Safety was assessed in patients who had instilled the investigational eye drops at least once and for whom some information on safety was available. The frequency of adverse events and adverse drug reactions, defined as adverse events causally related to the study drug, was assessed during the 4-week treatment period.

Data Management

We captured the data in Electronic Data Capture system and cleaned up the data by system edit check and manual data review.

Statistical Analyses

The sample size was calculated with reference to a late phase II study of placebo-controlled 3% diquafosol eye drops six times daily [12]. A total of 143 patients per treatment group would provide 80% power to detect such a difference in the key secondary efficacy endpoint between the DE-089C group and placebo group using a two-sample two-sided t test with alpha level of 0.05. Taking both endpoints into consideration, we calculated that a total of 300 patients (150 patients per arm) were to be randomized, assuming that 5% patients would prematurely discontinue the study without providing any post-baseline information of the fluorescein corneal staining score.

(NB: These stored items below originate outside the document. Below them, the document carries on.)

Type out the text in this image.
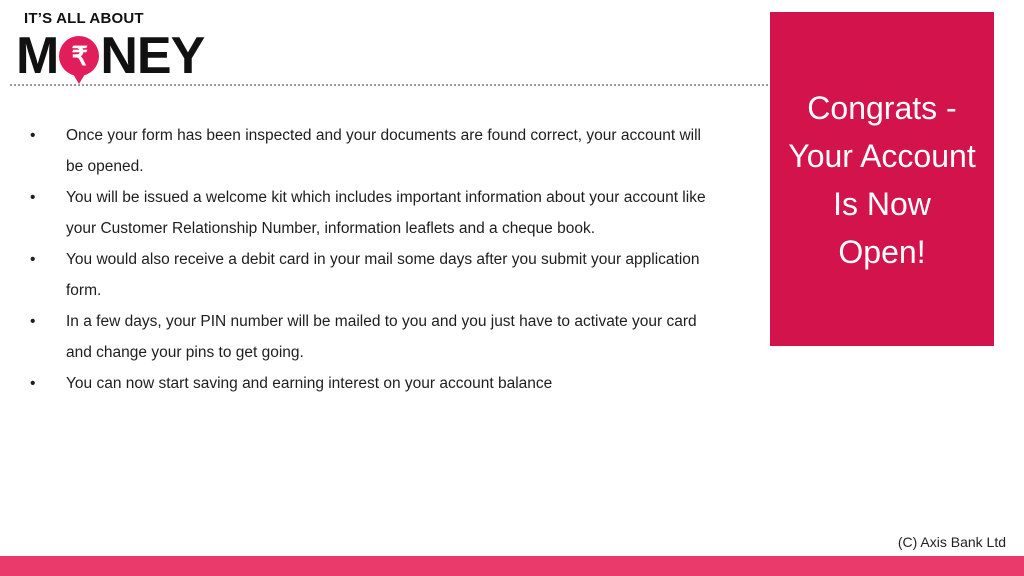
IT’S ALL ABOUT
M ₹ NEY
• Once your form has been inspected and your documents are found correct, your account will be opened.
• You will be issued a welcome kit which includes important information about your account like your Customer Relationship Number, information leaflets and a cheque book.
• You would also receive a debit card in your mail some days after you submit your application form.
• In a few days, your PIN number will be mailed to you and you just have to activate your card and change your pins to get going.
• You can now start saving and earning interest on your account balance
Congrats - Your Account Is Now Open!
(C) Axis Bank Ltd
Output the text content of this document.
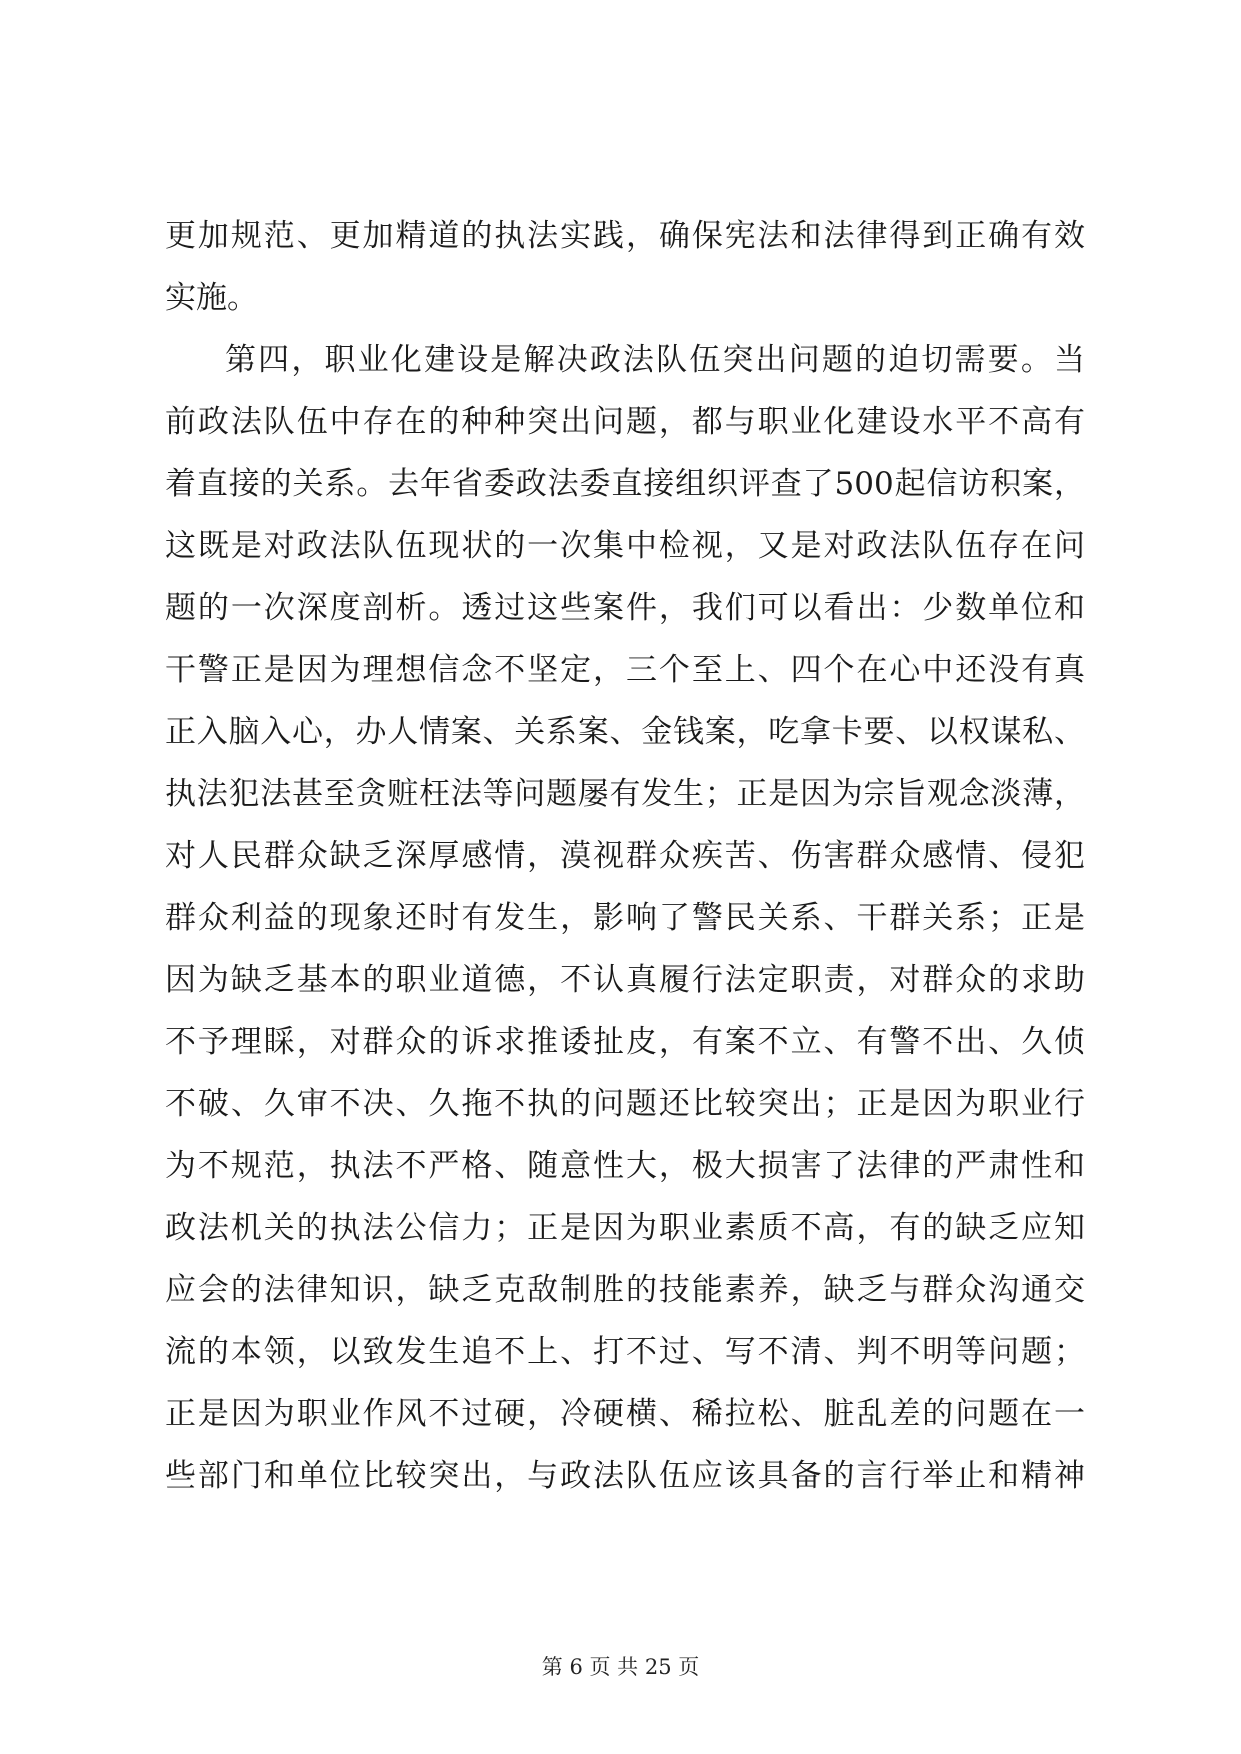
更加规范、更加精道的执法实践，确保宪法和法律得到正确有效
实施。
第四，职业化建设是解决政法队伍突出问题的迫切需要。当
前政法队伍中存在的种种突出问题，都与职业化建设水平不高有
着直接的关系。去年省委政法委直接组织评查了500起信访积案，
这既是对政法队伍现状的一次集中检视，又是对政法队伍存在问
题的一次深度剖析。透过这些案件，我们可以看出：少数单位和
干警正是因为理想信念不坚定，三个至上、四个在心中还没有真
正入脑入心，办人情案、关系案、金钱案，吃拿卡要、以权谋私、
执法犯法甚至贪赃枉法等问题屡有发生；正是因为宗旨观念淡薄，
对人民群众缺乏深厚感情，漠视群众疾苦、伤害群众感情、侵犯
群众利益的现象还时有发生，影响了警民关系、干群关系；正是
因为缺乏基本的职业道德，不认真履行法定职责，对群众的求助
不予理睬，对群众的诉求推诿扯皮，有案不立、有警不出、久侦
不破、久审不决、久拖不执的问题还比较突出；正是因为职业行
为不规范，执法不严格、随意性大，极大损害了法律的严肃性和
政法机关的执法公信力；正是因为职业素质不高，有的缺乏应知
应会的法律知识，缺乏克敌制胜的技能素养，缺乏与群众沟通交
流的本领，以致发生追不上、打不过、写不清、判不明等问题；
正是因为职业作风不过硬，冷硬横、稀拉松、脏乱差的问题在一
些部门和单位比较突出，与政法队伍应该具备的言行举止和精神
第 6 页 共 25 页
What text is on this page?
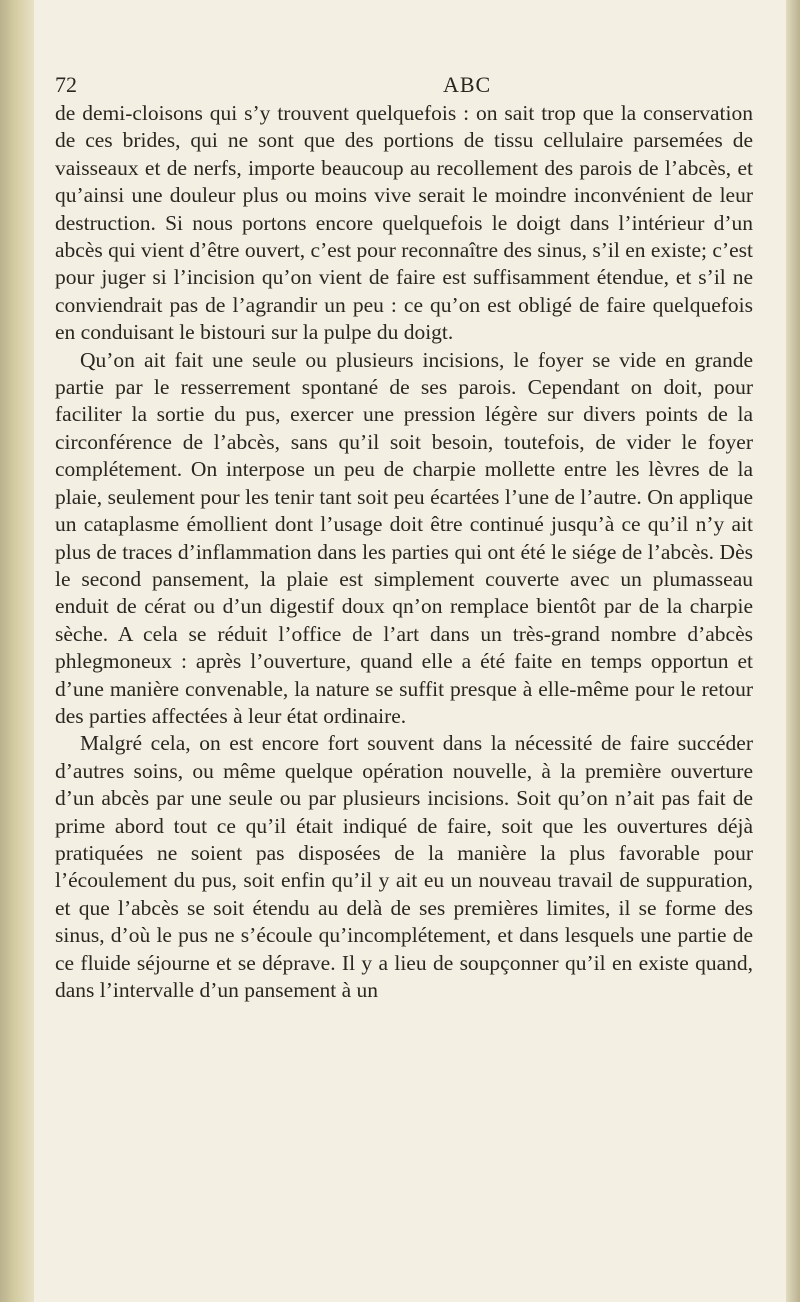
72	ABC

de demi-cloisons qui s’y trouvent quelquefois : on sait trop que la conservation de ces brides, qui ne sont que des portions de tissu cellulaire parsemées de vaisseaux et de nerfs, importe beaucoup au recollement des parois de l’abcès, et qu’ainsi une douleur plus ou moins vive serait le moindre inconvénient de leur destruction. Si nous portons encore quelquefois le doigt dans l’intérieur d’un abcès qui vient d’être ouvert, c’est pour reconnaître des sinus, s’il en existe; c’est pour juger si l’incision qu’on vient de faire est suffisamment étendue, et s’il ne conviendrait pas de l’agrandir un peu : ce qu’on est obligé de faire quelquefois en conduisant le bistouri sur la pulpe du doigt.

Qu’on ait fait une seule ou plusieurs incisions, le foyer se vide en grande partie par le resserrement spontané de ses parois. Cependant on doit, pour faciliter la sortie du pus, exercer une pression légère sur divers points de la circonférence de l’abcès, sans qu’il soit besoin, toutefois, de vider le foyer complétement. On interpose un peu de charpie mollette entre les lèvres de la plaie, seulement pour les tenir tant soit peu écartées l’une de l’autre. On applique un cataplasme émollient dont l’usage doit être continué jusqu’à ce qu’il n’y ait plus de traces d’inflammation dans les parties qui ont été le siége de l’abcès. Dès le second pansement, la plaie est simplement couverte avec un plumasseau enduit de cérat ou d’un digestif doux qn’on remplace bientôt par de la charpie sèche. A cela se réduit l’office de l’art dans un très-grand nombre d’abcès phlegmoneux : après l’ouverture, quand elle a été faite en temps opportun et d’une manière convenable, la nature se suffit presque à elle-même pour le retour des parties affectées à leur état ordinaire.

Malgré cela, on est encore fort souvent dans la nécessité de faire succéder d’autres soins, ou même quelque opération nouvelle, à la première ouverture d’un abcès par une seule ou par plusieurs incisions. Soit qu’on n’ait pas fait de prime abord tout ce qu’il était indiqué de faire, soit que les ouvertures déjà pratiquées ne soient pas disposées de la manière la plus favorable pour l’écoulement du pus, soit enfin qu’il y ait eu un nouveau travail de suppuration, et que l’abcès se soit étendu au delà de ses premières limites, il se forme des sinus, d’où le pus ne s’écoule qu’incomplétement, et dans lesquels une partie de ce fluide séjourne et se déprave. Il y a lieu de soupçonner qu’il en existe quand, dans l’intervalle d’un pansement à un
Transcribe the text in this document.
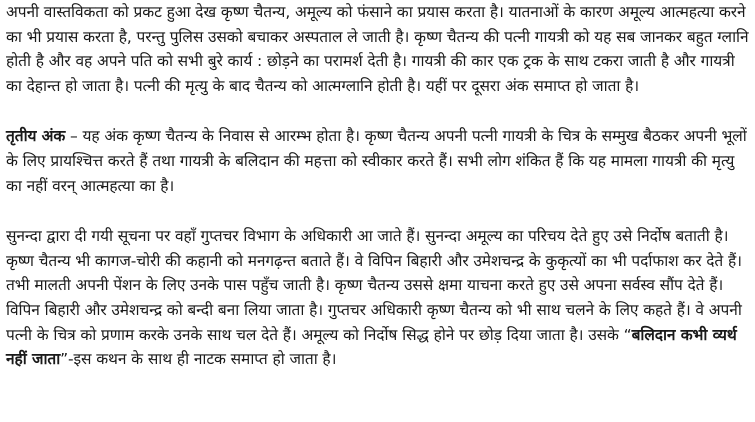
अपनी वास्तविकता को प्रकट हुआ देख कृष्ण चैतन्य, अमूल्य को फंसाने का प्रयास करता है। यातनाओं के कारण अमूल्य आत्महत्या करने का भी प्रयास करता है, परन्तु पुलिस उसको बचाकर अस्पताल ले जाती है। कृष्ण चैतन्य की पत्नी गायत्री को यह सब जानकर बहुत ग्लानि होती है और वह अपने पति को सभी बुरे कार्य : छोड़ने का परामर्श देती है। गायत्री की कार एक ट्रक के साथ टकरा जाती है और गायत्री का देहान्त हो जाता है। पत्नी की मृत्यु के बाद चैतन्य को आत्मग्लानि होती है। यहीं पर दूसरा अंक समाप्त हो जाता है।

तृतीय अंक – यह अंक कृष्ण चैतन्य के निवास से आरम्भ होता है। कृष्ण चैतन्य अपनी पत्नी गायत्री के चित्र के सम्मुख बैठकर अपनी भूलों के लिए प्रायश्चित्त करते हैं तथा गायत्री के बलिदान की महत्ता को स्वीकार करते हैं। सभी लोग शंकित हैं कि यह मामला गायत्री की मृत्यु का नहीं वरन् आत्महत्या का है।

सुनन्दा द्वारा दी गयी सूचना पर वहाँ गुप्तचर विभाग के अधिकारी आ जाते हैं। सुनन्दा अमूल्य का परिचय देते हुए उसे निर्दोष बताती है। कृष्ण चैतन्य भी कागज-चोरी की कहानी को मनगढ़न्त बताते हैं। वे विपिन बिहारी और उमेशचन्द्र के कुकृत्यों का भी पर्दाफाश कर देते हैं। तभी मालती अपनी पेंशन के लिए उनके पास पहुँच जाती है। कृष्ण चैतन्य उससे क्षमा याचना करते हुए उसे अपना सर्वस्व सौंप देते हैं। विपिन बिहारी और उमेशचन्द्र को बन्दी बना लिया जाता है। गुप्तचर अधिकारी कृष्ण चैतन्य को भी साथ चलने के लिए कहते हैं। वे अपनी पत्नी के चित्र को प्रणाम करके उनके साथ चल देते हैं। अमूल्य को निर्दोष सिद्ध होने पर छोड़ दिया जाता है। उसके “बलिदान कभी व्यर्थ नहीं जाता”-इस कथन के साथ ही नाटक समाप्त हो जाता है।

The mean and SD for continuous variables and number and percentage of patients for categorical variables were calculated. For efficacy evaluation, mixed-effects models for repeated measures (MMRM) were conducted using the change from baseline to week 2 or 4 (evaluation point) in each efficacy endpoint as the dependent variable, treatment group, evaluation point, interaction of treatment group and evaluation point, interaction of baseline value in each efficacy endpoint and evaluation point as fixed effects, and patient as a random factor for the full analysis set (FAS) population. Least squares (LS) mean and 95% confidence interval (CI) of LS mean of each efficacy endpoint at week 4 in each group was estimated with MMRM. In addition, LS mean and 95% CI of group difference (DE-089C group − placebo group) in LS mean of each efficacy endpoint at week 4 were also estimated. Superiority was determined if the difference between the DE-089C and placebo groups in the primary endpoint of change in fluorescein corneal staining score at week 4 was statistically significant. For the secondary endpoint of change in Schirmer’s test I result, the analysis of covariance (ANCOVA) model was used with Schirmer’s test I values at baseline as the covariate. The significance level was set at P < 0.05. SAS® version 9.4 software (SAS Institute) was used for data analysis.

Results

Patient Disposition

Informed consent was obtained from 413 patients, of whom 337 patients were randomly assigned to receive DE-089C or placebo at an equal ratio. Seven patients discontinued the study, and 330 patients completed the study (166 patients in the DE-089C group and 164 patients in the placebo group, respectively). The FAS included 168 patients in each group for efficacy evaluation. The safety analysis set (SAF) included 169 patients in the DE-089C group and 168 patients in the placebo group. The treatment compliance rate during the study period averaged 99.4% (SD, 1.936; minimum, 85.2%) in the DE-089C eye drops group and 99.7% (SD, 1.355; minimum, 92.0%) in the placebo eye drops group.

Patient Background

Background characteristics of patients in the two groups were similar (Table 1).

Table 1.

Baseline demographics and background characteristics of patients (SAF)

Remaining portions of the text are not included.